American breed of goose

The American Buff is an American breed of domestic goose. It was accepted by the American Poultry Association in 1947. It is named for its single plumage variety, which is a pale buff or apricot-fawn in color.

== History ==

Like almost all breeds of domestic goose, the American Buff derives from Anser anser, the wild Greylag goose of Europe and northern Asia. Its origins are obscure, and various theories have been put forward; it is not known if it was bred from local grey farm geese, or from existing buff geese imported from Europe. The modern breed is the result of work done in the 1930s and 1940s by a Missouri breeder named Oscar Grow. The American Buff was admitted to the Standard of Perfection of the American Poultry Association in 1947, in the 'medium' group. It was added to the British Poultry Standards of the United Kingdom in 1982; there it has become a much heavier bird, and is classed by the Poultry Club of Great Britain as a heavy breed.
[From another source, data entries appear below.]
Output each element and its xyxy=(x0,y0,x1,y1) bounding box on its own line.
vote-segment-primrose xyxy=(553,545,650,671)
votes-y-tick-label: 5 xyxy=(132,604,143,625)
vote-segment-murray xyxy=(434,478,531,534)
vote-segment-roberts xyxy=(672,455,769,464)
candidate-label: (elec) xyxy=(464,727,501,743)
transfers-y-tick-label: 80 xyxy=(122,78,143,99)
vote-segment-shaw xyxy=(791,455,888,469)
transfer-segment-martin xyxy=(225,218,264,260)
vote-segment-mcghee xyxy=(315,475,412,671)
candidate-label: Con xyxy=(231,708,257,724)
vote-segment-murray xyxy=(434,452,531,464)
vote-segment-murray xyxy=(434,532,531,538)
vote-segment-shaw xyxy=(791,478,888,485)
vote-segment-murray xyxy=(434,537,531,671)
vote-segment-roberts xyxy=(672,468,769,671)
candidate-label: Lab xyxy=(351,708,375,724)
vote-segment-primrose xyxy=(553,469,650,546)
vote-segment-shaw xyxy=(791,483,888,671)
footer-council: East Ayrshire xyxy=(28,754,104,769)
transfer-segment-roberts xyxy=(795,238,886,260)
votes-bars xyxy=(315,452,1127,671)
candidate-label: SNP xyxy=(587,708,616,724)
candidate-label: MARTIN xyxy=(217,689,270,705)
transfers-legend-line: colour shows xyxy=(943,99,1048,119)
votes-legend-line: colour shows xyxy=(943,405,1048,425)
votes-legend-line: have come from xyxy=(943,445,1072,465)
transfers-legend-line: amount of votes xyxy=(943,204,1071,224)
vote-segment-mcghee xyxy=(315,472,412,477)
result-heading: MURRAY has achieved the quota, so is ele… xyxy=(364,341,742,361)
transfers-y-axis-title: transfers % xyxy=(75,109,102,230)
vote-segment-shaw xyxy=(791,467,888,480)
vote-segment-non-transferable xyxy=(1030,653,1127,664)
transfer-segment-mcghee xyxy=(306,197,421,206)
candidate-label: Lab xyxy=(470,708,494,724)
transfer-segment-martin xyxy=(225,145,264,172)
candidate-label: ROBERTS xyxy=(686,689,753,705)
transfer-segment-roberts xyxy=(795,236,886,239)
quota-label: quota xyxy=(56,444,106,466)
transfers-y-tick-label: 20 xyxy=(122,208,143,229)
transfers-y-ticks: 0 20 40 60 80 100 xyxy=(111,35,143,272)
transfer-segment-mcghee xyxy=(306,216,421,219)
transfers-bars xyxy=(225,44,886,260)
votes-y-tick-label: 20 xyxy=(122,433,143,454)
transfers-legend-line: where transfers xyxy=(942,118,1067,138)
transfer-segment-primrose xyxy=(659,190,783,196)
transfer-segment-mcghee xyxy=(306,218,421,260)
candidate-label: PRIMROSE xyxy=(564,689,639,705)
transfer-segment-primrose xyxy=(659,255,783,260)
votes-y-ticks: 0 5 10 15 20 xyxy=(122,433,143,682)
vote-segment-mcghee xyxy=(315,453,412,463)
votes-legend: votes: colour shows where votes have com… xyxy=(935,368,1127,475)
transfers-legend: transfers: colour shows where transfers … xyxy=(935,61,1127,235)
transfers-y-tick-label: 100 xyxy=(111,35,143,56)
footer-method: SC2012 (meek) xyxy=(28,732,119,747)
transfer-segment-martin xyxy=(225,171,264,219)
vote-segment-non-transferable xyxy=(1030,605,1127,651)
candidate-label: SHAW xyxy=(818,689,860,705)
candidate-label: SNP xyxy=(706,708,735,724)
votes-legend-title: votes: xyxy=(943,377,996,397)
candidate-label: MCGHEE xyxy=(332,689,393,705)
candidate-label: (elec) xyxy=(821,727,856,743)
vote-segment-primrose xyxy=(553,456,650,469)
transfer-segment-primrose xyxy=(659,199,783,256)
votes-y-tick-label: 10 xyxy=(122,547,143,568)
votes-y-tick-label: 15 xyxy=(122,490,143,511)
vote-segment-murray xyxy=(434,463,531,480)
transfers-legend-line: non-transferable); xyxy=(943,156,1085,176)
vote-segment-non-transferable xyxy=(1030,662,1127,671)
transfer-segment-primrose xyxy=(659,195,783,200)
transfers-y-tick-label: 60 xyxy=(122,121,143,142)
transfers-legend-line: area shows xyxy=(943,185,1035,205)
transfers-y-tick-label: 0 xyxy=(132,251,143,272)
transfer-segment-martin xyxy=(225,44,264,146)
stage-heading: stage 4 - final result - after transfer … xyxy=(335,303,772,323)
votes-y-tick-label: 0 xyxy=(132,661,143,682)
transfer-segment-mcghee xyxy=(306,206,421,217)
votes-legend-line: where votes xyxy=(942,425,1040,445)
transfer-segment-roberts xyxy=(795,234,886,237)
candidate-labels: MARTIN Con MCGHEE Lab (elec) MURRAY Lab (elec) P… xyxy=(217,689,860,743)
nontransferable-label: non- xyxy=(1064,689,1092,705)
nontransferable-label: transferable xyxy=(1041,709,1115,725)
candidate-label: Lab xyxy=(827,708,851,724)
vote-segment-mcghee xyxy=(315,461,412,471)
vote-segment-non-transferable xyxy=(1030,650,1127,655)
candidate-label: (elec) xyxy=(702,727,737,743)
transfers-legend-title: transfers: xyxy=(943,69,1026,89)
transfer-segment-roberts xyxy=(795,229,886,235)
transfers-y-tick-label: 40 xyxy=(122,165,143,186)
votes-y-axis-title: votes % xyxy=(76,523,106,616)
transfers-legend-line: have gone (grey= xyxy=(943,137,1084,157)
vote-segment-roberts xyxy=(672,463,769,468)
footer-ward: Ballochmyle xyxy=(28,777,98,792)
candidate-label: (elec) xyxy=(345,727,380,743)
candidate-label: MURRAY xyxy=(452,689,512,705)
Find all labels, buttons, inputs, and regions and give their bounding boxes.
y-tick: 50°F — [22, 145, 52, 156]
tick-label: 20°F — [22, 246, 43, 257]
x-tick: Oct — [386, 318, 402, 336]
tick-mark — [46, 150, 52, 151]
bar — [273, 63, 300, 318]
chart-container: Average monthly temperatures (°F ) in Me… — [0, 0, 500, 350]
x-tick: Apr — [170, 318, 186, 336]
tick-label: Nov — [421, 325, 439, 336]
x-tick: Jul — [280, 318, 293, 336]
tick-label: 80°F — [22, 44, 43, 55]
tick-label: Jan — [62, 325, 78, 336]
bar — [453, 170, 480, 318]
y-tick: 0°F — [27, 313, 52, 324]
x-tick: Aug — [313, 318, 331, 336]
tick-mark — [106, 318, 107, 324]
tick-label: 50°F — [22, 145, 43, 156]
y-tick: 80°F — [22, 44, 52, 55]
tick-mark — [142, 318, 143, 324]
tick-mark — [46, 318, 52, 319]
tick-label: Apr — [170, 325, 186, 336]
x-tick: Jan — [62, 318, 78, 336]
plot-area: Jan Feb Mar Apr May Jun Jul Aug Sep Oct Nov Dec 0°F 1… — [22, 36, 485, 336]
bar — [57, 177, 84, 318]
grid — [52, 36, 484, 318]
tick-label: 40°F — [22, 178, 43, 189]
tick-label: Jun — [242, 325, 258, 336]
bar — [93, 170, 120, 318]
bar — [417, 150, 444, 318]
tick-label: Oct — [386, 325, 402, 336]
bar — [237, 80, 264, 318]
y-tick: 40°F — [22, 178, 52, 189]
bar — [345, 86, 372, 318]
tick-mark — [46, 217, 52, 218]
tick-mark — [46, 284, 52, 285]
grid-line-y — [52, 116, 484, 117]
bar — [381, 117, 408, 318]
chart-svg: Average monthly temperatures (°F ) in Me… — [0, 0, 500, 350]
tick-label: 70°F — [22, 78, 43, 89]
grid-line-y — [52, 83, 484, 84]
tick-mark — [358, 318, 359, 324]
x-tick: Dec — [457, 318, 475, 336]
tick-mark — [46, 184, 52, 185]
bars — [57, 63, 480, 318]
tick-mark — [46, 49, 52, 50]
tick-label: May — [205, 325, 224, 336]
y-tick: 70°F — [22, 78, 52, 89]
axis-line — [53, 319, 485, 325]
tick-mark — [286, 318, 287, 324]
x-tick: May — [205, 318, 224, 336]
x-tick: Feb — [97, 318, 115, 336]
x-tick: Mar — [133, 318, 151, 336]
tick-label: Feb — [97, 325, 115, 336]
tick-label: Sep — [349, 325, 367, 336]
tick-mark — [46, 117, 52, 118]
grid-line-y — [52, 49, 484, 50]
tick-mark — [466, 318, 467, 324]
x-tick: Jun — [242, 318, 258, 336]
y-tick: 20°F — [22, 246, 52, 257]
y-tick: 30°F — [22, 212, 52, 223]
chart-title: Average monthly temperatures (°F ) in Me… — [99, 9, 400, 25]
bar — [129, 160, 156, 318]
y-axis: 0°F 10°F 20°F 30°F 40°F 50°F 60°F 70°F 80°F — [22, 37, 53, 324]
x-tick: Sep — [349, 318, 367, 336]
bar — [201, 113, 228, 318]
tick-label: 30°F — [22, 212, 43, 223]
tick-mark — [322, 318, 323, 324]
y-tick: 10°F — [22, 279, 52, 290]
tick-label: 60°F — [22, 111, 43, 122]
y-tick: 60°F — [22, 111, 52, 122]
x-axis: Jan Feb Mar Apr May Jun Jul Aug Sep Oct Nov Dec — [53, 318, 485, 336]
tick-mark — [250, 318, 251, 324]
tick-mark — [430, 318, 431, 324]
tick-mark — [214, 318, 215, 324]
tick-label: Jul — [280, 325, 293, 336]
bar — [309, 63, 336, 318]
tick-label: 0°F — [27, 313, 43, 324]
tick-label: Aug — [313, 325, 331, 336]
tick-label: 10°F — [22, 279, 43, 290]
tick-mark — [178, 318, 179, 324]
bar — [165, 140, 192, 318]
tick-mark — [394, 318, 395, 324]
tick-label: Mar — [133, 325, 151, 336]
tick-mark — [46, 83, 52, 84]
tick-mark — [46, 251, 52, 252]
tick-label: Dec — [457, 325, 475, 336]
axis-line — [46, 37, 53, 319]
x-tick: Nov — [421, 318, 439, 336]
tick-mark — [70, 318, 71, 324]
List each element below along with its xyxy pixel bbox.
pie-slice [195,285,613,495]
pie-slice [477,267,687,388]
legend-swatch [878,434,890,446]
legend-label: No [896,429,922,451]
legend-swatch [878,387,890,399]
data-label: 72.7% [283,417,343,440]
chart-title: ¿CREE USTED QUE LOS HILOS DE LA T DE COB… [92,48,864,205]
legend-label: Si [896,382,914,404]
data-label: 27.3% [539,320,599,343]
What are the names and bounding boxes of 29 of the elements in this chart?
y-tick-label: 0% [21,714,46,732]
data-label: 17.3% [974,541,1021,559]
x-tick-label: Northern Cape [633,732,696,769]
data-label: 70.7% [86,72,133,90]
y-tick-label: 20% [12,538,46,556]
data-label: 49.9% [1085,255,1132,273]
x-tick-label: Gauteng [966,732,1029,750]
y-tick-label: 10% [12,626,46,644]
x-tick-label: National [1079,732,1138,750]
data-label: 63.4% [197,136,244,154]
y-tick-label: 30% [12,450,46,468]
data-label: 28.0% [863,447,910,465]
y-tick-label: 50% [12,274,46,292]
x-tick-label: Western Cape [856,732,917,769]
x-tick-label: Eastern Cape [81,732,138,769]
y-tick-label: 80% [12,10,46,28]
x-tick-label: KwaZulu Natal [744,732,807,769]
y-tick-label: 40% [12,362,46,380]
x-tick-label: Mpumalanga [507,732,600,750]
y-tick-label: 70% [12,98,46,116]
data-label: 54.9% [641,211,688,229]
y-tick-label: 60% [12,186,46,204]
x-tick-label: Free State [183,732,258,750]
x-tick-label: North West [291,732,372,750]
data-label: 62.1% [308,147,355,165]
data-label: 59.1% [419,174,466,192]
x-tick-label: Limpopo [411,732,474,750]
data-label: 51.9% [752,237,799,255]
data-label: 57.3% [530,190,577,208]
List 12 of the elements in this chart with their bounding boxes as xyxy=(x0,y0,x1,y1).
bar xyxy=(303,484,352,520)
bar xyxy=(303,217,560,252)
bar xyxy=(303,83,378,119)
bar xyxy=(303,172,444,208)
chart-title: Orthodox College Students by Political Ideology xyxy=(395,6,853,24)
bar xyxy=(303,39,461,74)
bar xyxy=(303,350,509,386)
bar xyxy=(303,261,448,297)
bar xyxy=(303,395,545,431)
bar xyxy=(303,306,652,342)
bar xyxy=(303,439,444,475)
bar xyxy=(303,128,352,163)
It is a rare breed, and is listed as 'watch' on the conservation priority list of the Livestock Conservancy (formerly the American Livestock Breeds Conservancy). Neither it nor any other breed of goose is reported by the United States Department of Agriculture to the DAD-IS database of the Food and Agriculture Organization of the United Nations. It is listed in the Ark of Taste of the Slow Food Foundation.

== Characteristics ==

The American Buff is characterized by its pale yellow-buff plumage, sometimes described as apricot-fawn; the abdomen is white or nearly so. It differs from other buff-colored geese such as the Brecon Buff of the United Kingdom and the Celler Gans of Germany in its vivid orange beak, shanks and feet.

== Use ==

It is a dual-purpose bird, providing both meat and eggs. The meat is dark and rich. Geese lay some 10±– large white eggs per year. They sit well, and may be used to hatch the eggs of other geese.